6. Scientific Corpus of Modern French (Béatrice Daille and Geoffrey Williams; Université de Nantes): This is LRsP&P subproject 6. This project is a corpus of contemporary written scientific French. It is a monolingual, mono-source corpus developed from the journal "La Recherche" and is a multidisciplinary overview of scientific usage. The finished language resource consists of articles over a period of one full year from February 1998 to January 1999 covering 30 large themes with an approximate total of 800,000 words.
7. German-French Parallel Corpus of 30 Million Words (Wolfgang Teubert; Institut für deutsche Sprache, University of Mannheim): This is LRsP&P subproject 7. This German-French parallel corpus is a 30 million word corpus (15 million for each language) for the purpose of developing, enhancing and improving translation aids (dictionaries, lexicons, platforms) for French-German and German-French translation.

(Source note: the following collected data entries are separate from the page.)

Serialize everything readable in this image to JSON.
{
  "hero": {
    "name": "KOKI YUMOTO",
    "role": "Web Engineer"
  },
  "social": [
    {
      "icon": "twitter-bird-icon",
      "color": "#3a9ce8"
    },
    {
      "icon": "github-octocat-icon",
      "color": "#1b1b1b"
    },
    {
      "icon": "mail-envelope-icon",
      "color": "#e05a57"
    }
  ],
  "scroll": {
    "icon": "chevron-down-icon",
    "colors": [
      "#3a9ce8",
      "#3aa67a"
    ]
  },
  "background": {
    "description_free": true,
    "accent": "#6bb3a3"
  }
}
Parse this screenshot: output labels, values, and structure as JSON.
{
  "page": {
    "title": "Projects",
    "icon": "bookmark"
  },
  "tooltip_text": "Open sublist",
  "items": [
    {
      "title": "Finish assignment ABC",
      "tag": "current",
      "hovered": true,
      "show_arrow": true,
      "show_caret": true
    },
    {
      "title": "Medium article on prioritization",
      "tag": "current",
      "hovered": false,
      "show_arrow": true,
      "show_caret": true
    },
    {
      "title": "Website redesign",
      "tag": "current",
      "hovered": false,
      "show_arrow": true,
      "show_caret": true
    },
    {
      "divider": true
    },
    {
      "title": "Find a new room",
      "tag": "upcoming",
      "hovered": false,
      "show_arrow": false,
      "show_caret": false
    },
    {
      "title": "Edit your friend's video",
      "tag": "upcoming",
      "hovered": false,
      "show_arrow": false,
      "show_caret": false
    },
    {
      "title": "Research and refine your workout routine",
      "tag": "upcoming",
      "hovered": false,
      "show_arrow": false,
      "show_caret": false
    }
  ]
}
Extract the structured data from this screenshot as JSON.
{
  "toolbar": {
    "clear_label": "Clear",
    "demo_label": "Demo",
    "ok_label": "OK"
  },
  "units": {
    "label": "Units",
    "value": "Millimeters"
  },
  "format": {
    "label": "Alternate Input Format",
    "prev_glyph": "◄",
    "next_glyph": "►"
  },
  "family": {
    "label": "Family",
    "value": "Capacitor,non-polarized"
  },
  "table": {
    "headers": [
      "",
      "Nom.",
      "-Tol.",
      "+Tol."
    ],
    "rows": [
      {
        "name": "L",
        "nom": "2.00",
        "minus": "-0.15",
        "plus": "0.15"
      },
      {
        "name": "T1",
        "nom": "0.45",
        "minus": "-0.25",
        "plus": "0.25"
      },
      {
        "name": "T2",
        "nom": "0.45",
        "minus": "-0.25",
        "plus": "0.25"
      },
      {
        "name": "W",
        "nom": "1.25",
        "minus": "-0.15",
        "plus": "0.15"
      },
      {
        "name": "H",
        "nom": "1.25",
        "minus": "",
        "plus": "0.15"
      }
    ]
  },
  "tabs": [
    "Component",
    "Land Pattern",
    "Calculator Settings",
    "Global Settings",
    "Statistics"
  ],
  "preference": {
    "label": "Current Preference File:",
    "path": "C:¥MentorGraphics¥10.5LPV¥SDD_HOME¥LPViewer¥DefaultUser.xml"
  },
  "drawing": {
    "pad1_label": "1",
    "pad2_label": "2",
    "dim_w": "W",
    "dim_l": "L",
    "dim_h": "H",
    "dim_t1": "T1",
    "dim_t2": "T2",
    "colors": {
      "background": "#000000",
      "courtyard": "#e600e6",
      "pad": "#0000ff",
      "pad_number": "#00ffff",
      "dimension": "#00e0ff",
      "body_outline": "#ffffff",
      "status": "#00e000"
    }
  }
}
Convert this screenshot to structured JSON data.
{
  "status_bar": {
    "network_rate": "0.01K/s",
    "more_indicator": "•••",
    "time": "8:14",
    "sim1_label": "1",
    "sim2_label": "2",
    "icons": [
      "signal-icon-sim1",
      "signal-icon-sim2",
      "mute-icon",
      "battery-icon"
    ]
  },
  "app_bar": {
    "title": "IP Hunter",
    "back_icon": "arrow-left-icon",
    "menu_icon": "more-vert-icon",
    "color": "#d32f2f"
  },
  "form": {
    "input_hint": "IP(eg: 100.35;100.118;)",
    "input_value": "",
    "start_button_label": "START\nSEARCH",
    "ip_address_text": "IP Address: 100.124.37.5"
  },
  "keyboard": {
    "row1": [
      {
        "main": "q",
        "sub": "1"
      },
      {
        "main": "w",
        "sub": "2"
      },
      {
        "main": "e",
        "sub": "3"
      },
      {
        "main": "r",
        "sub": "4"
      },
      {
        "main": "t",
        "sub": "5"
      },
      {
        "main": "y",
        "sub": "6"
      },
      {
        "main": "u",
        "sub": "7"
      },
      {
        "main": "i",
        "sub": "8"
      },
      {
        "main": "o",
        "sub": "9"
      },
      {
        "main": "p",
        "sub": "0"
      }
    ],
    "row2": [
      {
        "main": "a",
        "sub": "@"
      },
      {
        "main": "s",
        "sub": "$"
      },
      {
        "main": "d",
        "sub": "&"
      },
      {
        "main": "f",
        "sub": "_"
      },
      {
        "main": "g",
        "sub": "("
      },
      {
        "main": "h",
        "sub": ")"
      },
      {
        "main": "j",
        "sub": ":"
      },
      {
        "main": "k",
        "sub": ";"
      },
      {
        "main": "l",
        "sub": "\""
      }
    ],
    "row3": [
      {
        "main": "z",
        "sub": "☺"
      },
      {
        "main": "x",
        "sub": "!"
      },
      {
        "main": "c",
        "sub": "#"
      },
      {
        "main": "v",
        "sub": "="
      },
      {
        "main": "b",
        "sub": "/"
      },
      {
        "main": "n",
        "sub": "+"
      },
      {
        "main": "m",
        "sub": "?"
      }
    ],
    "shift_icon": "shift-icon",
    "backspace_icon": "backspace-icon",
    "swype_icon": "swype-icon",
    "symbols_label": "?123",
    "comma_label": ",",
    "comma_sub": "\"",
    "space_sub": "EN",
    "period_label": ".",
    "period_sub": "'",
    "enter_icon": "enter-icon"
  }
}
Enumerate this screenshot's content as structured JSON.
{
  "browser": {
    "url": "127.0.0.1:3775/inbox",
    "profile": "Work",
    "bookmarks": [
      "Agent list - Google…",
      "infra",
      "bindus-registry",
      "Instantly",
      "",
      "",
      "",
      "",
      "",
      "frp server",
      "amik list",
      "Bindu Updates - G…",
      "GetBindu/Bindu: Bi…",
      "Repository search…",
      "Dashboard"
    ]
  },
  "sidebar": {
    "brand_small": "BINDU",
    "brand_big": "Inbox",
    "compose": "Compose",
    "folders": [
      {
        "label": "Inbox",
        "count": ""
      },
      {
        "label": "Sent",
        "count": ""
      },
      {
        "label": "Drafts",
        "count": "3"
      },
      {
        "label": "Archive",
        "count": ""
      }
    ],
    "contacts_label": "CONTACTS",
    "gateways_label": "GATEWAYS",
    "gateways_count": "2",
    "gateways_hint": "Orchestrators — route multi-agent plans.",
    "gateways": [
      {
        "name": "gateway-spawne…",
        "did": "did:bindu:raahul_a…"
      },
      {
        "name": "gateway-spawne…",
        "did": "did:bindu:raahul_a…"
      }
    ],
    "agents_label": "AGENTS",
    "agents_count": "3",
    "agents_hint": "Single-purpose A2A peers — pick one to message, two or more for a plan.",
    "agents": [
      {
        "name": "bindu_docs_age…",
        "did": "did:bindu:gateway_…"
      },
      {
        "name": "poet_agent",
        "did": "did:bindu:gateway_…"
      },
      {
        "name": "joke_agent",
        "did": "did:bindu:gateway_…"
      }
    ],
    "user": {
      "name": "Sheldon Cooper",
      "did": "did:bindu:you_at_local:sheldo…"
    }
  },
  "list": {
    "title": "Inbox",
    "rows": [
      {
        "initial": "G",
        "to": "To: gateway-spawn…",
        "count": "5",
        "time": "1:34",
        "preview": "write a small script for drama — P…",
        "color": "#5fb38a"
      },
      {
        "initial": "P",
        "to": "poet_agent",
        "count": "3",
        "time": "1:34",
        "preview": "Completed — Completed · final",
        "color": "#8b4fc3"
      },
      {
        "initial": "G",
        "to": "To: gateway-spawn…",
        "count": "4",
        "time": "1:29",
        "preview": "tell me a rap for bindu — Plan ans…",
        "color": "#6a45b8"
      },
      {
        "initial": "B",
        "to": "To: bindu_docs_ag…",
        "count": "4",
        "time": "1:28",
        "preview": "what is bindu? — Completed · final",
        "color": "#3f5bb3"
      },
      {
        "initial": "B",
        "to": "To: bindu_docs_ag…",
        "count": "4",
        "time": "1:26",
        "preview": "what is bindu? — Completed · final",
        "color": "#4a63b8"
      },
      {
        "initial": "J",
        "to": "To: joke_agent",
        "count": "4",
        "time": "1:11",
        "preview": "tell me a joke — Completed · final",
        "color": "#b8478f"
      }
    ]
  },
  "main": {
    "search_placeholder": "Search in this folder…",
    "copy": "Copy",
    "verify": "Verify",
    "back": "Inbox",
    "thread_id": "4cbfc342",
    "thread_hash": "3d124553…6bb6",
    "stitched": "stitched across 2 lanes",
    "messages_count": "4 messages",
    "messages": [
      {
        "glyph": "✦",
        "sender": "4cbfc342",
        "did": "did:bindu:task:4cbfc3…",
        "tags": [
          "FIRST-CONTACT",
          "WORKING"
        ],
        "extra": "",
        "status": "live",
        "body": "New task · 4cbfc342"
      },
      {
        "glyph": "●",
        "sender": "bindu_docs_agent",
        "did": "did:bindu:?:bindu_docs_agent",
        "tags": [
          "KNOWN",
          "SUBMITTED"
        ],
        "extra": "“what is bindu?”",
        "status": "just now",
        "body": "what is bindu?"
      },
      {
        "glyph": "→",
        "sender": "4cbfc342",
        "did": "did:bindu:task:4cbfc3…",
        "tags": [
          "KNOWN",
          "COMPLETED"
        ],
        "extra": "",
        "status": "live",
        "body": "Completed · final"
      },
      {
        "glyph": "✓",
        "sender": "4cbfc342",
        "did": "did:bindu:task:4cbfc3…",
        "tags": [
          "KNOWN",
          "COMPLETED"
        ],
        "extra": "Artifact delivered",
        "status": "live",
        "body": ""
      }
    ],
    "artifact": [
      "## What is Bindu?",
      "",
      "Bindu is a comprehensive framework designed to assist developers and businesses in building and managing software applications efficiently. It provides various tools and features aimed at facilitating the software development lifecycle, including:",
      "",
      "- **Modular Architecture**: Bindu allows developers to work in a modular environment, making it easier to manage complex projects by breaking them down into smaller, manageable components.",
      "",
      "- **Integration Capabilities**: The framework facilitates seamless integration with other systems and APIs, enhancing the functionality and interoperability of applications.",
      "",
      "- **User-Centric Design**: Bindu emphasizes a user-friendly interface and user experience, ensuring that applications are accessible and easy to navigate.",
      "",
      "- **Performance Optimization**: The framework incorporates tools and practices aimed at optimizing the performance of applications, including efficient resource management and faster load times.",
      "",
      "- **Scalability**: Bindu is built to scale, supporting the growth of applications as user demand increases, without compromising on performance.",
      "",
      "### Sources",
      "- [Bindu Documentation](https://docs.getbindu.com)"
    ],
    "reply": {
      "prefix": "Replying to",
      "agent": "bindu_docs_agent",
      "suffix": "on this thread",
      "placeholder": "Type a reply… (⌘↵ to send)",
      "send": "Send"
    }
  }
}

8. Colombian Spanish SpeechDat-like (Siemens Colombia & Department of Signal Theory and Communications of the Universitat Politècnica de Catalunya): This is LRsP&P subproject 8. This database is comprised of telephone recordings from 1,065 speakers (563 males speakers and 502 female speakers) recorded directly over the fixed telephone network using an E-1 interface. Speech files are stored as sequences of 8-bit 8 kHz A-law uncompressed speech samples (CCITT G.711 recommendation). Each prompted utterance is stored within a separate file. Each speech file has an accompanying ASCII SAM label file. Speech file format and SAM label files follow the specifications given by the SpeechDat project.
The LRsP&P project also promotes the validation of language resources as a new recognised activity since all language resources funded by ELDA within the LRsP&P project have included validation criteria to be applied during the internal and external validation phases.
For members only (you need the password):
Click here to download the Final LRsP&P project report.
Language Resources Projects Funded by the Délégation Générale à la Langue Française (DGLF)
Within its activities in conjunction with the French government, ELRA launched in 1998-1999 another call for tenders regarding the production of modern French corpora, which is now starting with 3 different projects. The 3 projects are based on 4 different corpora: Le Monde, Official Journal of the European Communities Written Questions and Parliamentary Debates, French Sénat reports.
Syntsem: Syntactic and Semantic Tagging of French (Jean Véronis, CILSH Lab at the Université de Provence and TALANA lab at the Université Paris VII). ½ million word corpus with complete morpho-syntactic tagging, complete lemmatisation, grammatical compound words, complete shallow parsing and semantic tagging of 10% of the content words.
Annotating Grammatical Anaphora in French Electronic Corpora (Xerox Research Centre Europe, CRISTAL-GRESEC - Université Stendhal - Grenoble 3). In particular, partners will work on grammatical anaphora (pronouns, adjectives, adverbs and verbs) and will make proposals for the coding of related anaphora.
Tagging Texts to Constitute Representating Corpora (B. Habert, LIMSI-CNRS and UMR 8503 - ENS Fontenay/Saint-Cloud). Morpho-syntactic tagging and lemmatisation work, followed with complementary tagging which consists of spotting some quantitative features as well as linguistic features that provide textual organisation (i.e. conjunctions, transitions).
The current projects should be increased regularly with new projects to create a collection of modern French corpora.